Does this seem like a dismal prospect? Do you want to do something about it? You probably answered yes to the first question and were perplexed by the second. Voting Labour won’t get you back to the EU, neither will voting LibDem (actually voting LibDem won’t have any impact on anything).
If you are chokingly stupid and want to continue voting Tory – fill your boots – it’s going great in Lincolnshire. Arguably if you vote SNP it won’t make any difference because their currency policy is a shambles, but at least, in theory, they are committed to returning Scotland to Europe.
If this all feels like a bleak outlook, it is.

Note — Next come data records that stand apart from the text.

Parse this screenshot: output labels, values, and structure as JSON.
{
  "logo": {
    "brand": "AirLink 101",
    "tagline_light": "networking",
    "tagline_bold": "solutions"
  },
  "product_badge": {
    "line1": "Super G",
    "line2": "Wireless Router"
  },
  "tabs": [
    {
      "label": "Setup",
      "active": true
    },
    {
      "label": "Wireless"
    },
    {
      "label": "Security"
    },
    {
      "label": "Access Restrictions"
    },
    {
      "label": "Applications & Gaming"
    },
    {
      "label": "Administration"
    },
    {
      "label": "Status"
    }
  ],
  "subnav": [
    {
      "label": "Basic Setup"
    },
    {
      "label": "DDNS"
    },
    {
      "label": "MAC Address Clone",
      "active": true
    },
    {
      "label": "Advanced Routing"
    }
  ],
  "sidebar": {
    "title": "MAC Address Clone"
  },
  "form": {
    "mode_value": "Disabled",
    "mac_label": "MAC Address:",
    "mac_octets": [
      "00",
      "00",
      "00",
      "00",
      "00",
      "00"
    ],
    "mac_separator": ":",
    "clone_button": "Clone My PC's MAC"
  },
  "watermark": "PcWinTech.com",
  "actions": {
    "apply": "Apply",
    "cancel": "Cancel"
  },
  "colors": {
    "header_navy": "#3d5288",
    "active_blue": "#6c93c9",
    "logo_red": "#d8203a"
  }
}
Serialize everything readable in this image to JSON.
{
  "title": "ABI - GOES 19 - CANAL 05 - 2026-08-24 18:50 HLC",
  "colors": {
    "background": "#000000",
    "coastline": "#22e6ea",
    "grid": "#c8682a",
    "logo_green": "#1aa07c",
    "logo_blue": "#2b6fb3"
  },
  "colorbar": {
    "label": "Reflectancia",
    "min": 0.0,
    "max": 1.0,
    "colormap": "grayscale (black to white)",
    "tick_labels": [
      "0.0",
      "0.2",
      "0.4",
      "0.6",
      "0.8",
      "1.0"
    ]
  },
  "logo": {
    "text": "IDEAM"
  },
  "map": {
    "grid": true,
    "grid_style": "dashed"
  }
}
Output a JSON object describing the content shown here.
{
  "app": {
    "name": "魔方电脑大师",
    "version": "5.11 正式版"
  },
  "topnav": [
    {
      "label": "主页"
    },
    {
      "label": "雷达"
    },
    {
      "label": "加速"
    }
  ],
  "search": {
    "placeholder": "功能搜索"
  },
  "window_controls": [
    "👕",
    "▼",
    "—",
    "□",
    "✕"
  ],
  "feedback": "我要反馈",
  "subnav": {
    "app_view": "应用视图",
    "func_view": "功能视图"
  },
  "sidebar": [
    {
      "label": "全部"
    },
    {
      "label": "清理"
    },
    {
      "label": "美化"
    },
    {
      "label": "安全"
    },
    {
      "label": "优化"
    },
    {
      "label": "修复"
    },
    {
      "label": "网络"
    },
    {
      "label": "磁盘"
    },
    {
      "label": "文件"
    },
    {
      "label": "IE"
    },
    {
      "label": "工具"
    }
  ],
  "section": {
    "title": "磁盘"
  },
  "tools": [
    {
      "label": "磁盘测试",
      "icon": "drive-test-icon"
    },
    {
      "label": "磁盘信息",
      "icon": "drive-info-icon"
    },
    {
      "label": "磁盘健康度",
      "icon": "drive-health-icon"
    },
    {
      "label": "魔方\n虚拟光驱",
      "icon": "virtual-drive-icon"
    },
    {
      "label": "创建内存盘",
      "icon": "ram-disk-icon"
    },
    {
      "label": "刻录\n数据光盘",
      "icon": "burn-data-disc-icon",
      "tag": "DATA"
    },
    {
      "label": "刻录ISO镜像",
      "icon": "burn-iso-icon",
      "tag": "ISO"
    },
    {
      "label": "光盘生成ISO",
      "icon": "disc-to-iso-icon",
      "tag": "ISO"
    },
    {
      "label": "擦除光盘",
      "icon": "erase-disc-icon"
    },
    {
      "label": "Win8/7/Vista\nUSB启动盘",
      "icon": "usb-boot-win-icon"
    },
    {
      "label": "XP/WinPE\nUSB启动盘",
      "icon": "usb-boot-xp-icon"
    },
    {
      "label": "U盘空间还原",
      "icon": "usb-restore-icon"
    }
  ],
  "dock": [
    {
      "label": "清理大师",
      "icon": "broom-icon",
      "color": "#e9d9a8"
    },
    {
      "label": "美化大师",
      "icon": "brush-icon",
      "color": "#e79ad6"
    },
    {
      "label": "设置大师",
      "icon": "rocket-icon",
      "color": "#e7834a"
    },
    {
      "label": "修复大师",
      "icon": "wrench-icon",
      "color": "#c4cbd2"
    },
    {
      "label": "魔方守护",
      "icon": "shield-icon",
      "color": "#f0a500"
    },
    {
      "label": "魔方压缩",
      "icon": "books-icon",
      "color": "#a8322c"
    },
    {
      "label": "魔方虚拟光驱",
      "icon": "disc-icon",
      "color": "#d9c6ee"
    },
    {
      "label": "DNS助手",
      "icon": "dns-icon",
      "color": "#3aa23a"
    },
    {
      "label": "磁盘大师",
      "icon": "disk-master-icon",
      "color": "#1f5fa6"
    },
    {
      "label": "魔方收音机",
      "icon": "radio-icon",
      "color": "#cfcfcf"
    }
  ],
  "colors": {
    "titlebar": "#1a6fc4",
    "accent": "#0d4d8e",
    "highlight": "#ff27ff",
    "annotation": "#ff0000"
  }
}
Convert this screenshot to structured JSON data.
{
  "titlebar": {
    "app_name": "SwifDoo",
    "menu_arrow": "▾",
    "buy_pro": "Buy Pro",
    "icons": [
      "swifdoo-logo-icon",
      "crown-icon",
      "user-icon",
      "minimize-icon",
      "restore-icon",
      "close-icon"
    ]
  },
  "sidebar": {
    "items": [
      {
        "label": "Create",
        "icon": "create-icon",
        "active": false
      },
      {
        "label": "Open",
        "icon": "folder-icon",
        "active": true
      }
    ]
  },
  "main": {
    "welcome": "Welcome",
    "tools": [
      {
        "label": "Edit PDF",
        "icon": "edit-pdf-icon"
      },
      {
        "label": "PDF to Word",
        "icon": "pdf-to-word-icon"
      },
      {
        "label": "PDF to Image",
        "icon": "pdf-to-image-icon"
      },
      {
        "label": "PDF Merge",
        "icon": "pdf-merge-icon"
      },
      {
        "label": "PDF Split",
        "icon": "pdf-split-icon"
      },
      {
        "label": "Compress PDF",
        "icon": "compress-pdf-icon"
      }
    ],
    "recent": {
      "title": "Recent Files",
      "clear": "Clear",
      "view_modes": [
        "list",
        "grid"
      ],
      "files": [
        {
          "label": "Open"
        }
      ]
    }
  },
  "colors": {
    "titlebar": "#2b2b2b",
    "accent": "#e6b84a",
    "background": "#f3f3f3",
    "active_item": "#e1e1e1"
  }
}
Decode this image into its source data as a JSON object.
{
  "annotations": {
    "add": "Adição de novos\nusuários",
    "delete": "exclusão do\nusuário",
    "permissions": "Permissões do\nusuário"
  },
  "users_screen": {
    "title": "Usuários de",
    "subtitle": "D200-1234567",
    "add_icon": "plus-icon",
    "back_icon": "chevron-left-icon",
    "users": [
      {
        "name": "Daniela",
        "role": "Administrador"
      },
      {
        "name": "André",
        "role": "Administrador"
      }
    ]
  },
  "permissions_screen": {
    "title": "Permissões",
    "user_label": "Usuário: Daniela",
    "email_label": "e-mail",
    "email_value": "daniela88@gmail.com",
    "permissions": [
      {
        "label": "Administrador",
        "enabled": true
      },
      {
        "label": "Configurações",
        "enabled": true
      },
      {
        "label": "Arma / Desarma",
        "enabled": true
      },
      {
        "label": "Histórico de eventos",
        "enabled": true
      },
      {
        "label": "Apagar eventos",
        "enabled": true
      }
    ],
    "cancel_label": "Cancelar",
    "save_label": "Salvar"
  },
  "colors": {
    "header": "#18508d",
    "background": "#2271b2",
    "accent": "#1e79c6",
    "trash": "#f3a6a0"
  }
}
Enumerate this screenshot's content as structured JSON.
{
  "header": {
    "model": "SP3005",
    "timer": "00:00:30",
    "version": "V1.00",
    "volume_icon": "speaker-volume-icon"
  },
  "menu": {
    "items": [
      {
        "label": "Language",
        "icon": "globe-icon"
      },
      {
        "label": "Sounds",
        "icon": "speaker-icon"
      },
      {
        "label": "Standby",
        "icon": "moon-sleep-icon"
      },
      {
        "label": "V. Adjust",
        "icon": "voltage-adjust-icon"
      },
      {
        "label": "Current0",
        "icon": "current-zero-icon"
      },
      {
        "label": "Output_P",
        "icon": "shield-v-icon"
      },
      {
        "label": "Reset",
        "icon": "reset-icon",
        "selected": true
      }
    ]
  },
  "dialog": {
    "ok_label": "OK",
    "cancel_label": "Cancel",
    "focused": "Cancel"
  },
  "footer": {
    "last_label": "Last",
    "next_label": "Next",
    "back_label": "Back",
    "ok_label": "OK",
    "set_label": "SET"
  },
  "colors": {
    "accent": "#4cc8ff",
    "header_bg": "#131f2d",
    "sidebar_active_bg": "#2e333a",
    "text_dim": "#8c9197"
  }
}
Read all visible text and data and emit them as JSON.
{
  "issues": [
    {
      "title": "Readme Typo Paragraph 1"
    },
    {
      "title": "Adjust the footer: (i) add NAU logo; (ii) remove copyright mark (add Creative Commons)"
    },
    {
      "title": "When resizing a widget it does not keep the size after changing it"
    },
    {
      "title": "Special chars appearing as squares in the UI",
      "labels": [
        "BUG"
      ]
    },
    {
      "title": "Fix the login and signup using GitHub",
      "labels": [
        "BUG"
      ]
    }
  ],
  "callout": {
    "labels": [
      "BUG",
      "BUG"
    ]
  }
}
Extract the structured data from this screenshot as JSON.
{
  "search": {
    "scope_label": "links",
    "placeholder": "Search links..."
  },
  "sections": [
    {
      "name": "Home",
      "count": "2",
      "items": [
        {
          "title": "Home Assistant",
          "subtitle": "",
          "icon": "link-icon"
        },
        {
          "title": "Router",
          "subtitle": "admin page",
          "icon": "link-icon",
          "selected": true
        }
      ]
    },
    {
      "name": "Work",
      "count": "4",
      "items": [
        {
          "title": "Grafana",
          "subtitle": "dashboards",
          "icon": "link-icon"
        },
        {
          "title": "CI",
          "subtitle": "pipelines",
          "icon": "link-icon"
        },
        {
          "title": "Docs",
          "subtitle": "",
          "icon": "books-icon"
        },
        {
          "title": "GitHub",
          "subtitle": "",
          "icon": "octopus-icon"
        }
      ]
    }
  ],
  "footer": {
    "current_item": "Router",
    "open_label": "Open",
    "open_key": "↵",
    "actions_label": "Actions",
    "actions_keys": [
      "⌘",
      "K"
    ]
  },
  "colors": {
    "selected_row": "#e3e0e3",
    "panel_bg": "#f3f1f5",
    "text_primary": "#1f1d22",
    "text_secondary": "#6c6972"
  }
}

One Unionist friend of mine this week sparked up with his concern about Nicola Sturgeon’s imminent downfall. He was fearful of the (Scottish) nationalist reaction to the (inevitable) failure of the de facto referendum strategy/Sturgeon’s departure/Labour’s victory (delete as required).
His fear was that after this inevitable catastrophe – and I think the return of a massive populist left-wing British Labour government – nationalist sentiment in Scotland would disappear. His fear was that the remnant diehards would turn to violence.
I (politely) pointed out that all of the real-world actual political violence had stemmed from British nationalists, not Scottish ones, whether you take the George Square loyalist riot of 2014 or Jo Cox’s murder in 2016.
The result of all of these grim facts is that we need to re-make the case for independence in a new light because everything has changed and is changing.
But so do those who defended Britain in 2014 as an acceptable destination, a land of law and order and social stability, a land where it was unthinkable that Boris Johnson could be elected prime minister and one where Scotland was a respected partner.
Three years on from Brexit, such ideas are laughable. I think I’ll move to Lincolnshire.